Каждая последующая революция в Европе создавала свой набор положительных и черных мифов. В годы Английской революции 1642–1660 годов прежнюю королевскую власть объявляли чуть ли не демонической: и распутная она, и расточительная, и злобная, и о народе не заботится. Опирается на жителей самых отдаленных, глухих районов, боится умных людей.

О самих же себе революционеры сочинили немало положительных мифов: искренне и глубоко верующие, честные необычайно и добрые к тому же – от земли, представители народа.

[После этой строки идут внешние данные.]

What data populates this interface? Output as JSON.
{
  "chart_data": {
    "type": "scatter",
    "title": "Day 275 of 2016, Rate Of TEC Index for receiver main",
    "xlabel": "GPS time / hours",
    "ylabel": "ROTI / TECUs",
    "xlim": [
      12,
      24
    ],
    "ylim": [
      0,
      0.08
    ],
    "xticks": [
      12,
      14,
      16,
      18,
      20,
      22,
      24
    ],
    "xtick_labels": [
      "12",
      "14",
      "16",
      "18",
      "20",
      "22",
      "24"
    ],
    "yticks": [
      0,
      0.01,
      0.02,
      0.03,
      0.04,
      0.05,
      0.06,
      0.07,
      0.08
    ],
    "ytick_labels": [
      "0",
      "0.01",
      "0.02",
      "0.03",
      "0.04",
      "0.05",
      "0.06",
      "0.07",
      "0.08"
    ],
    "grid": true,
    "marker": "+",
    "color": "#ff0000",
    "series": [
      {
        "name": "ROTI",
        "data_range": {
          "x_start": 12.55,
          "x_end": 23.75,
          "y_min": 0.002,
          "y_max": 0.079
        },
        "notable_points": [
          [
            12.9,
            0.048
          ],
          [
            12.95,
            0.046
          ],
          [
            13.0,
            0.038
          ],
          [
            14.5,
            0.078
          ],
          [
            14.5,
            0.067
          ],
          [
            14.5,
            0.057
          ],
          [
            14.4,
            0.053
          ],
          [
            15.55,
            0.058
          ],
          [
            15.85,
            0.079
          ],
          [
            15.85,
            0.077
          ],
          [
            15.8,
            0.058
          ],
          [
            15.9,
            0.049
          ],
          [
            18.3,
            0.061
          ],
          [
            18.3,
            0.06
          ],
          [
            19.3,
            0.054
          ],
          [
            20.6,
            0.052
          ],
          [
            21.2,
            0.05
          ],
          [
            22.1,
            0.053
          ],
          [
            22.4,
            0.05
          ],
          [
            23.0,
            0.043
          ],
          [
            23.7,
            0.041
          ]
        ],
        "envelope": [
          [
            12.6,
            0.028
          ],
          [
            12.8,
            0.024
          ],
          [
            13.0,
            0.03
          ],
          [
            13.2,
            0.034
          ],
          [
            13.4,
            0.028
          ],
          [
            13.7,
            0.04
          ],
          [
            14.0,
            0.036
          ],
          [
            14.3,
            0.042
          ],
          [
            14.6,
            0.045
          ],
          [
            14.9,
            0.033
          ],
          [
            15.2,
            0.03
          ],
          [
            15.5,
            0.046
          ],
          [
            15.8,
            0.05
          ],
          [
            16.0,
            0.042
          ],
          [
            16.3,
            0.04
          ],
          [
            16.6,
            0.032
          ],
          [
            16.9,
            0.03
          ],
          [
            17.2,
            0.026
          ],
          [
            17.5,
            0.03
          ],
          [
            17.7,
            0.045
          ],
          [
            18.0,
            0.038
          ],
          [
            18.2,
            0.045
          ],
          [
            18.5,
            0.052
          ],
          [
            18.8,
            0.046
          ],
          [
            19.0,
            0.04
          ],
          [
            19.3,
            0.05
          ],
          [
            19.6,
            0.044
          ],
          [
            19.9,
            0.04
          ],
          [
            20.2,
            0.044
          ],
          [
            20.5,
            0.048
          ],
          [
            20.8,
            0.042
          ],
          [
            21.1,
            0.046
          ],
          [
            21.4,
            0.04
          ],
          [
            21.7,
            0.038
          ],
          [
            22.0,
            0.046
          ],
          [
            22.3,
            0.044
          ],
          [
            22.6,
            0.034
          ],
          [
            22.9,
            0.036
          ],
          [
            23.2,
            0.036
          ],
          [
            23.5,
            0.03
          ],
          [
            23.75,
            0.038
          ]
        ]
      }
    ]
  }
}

Что же касается фактов, то каждая новая революционная власть на практике оказывалась куда более жестокой и менее народной, чем королевская. И даже менее демократической. При новом диктаторе Британии Кромвеле был введен имущественный ценз при выборе в местные органы самоуправления – муниципалитеты. Раньше избирать и быть избранным мог всякий, кто имел на этой территории хоть какую-то собственность. Теперь избирать своих представителей в органы местного самоуправления могли всего 20 % населения. А быть избранными – не более 5 %.

«Революционная демократия» откровенно держалась на штыках.

В свою очередь королевская «партия» создавала свои мифы. Они были ничуть не хуже революционных: об ангелах на троне и вокруг трона, о черных демонах, стремящихся их погубить. Отголоски этих мифов находим и у Дюма. Вспомните замечательную историю про то, как мушкетеры прячутся под помостом, где отрубают голову Карлу! Когда кровь короля капает сквозь доски на мушкетерские кружева, Атос хочет сохранить капли священной крови монарха для его сына, нашедшего «политическое убежище» во Франции.

В действительности английская буржуазная революция формально началась с того, что король Карл вошел в здание парламента, чтобы арестовать нескольких парламентариев, обвинявшихся в государственной измене. Короля сопровождали всего несколько солдат. Парламентарии воспользовались этим и выгнали короля… После этого им не оставалось ничего другого, как восстать и объявить себя правительством, иначе получалось, что, демонстративно надсмеявшись над монаршей волей, все они стали государственными преступниками. Кстати, именно с этого эпизода берет свое начало незыблемое правило британского государства, коему уже 400 лет: никогда нога монарха не смеет переступать порог палаты общин. Боюсь, исходя из исторического опыта, и сами монархи не очень-то стремились это делать.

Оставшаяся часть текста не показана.